From Betty Holsinger’s recipe.
1 1/4 cups all-purpose flour
1 1/2 teaspoons powdered sugar
1/2 teaspoon salt
1 1/4 sticks butter (10 tablespoons), cut in 1/4-inch slices
3 tablespoons ice water, strained
1 1/2 cups pumpkin puree (15 ounces)
1 cup brown sugar, packed
1/4 teaspoon salt
2 teaspoons cinnamon
1 teaspoon ground ginger
1/4 teaspoon ground cloves
2 tablespoons molasses
1 cup milk or cream
Whirl flour, powdered sugar, and salt in food processor with the blade attachment. Add several slices of butter and whirl until no chunks remain. Add remaining slices and whirl briefly to chop them up slightly. Turn food processor on again and quickly drizzle ice water through the feed tube, stopping before the dough comes together. Pinch some crumbs together between your fingers; if they don’t stick together, add a bit more water and whirl briefly. Turn the mixture out onto a large piece of plastic wrap. Use the plastic wrap to help you bring the dough together; fold the edges of the dough toward the center and press down until it holds together, taking care not to overwork the dough. Wrap tightly in plastic and refrigerate for at least 30 minutes.
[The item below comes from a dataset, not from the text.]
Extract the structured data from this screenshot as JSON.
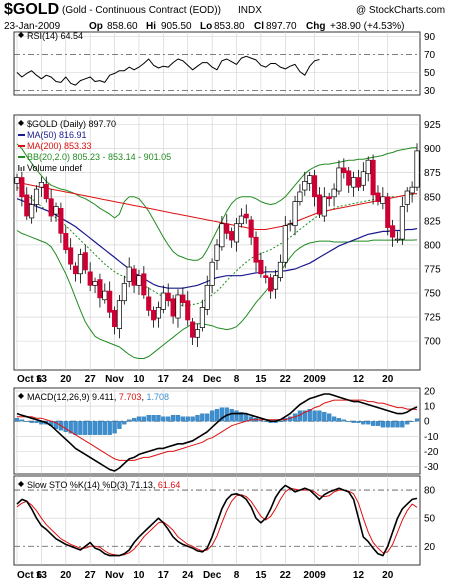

While the dough chills, preheat oven to 425° F. Combine filling ingredients and mix well.
Roll out the dough into a 13- to 14-inch circle. Transfer carefully to a 10-inch fluted tart pan with a removable bottom. Fold overhanging edge of the dough down inside the tart pan, pressing gently to help it adhere. Place tart pan on a baking sheet and transfer it to the lower rack of the oven. Working quickly and carefully, pour the filling into the tart pan, and then close the oven door. Bake at 425° F for 15 minutes. Reduce oven temperature to 350° F and bake for 30 to 45 minutes more, until a sharp knife makes a crack in the top of the pie (this crack will grow as the pie cools; if you find it unsightly, bake until the center is set). If the crust begins to brown too much before the pie is finished baking, slide a baking sheet on the top rack of the oven to diffuse the heat.
Cool the pie to room temperature, and then refrigerate until ready to serve. Drizzle plates with caramel sauce, if desired, and serve with lightly sweetened whipped cream.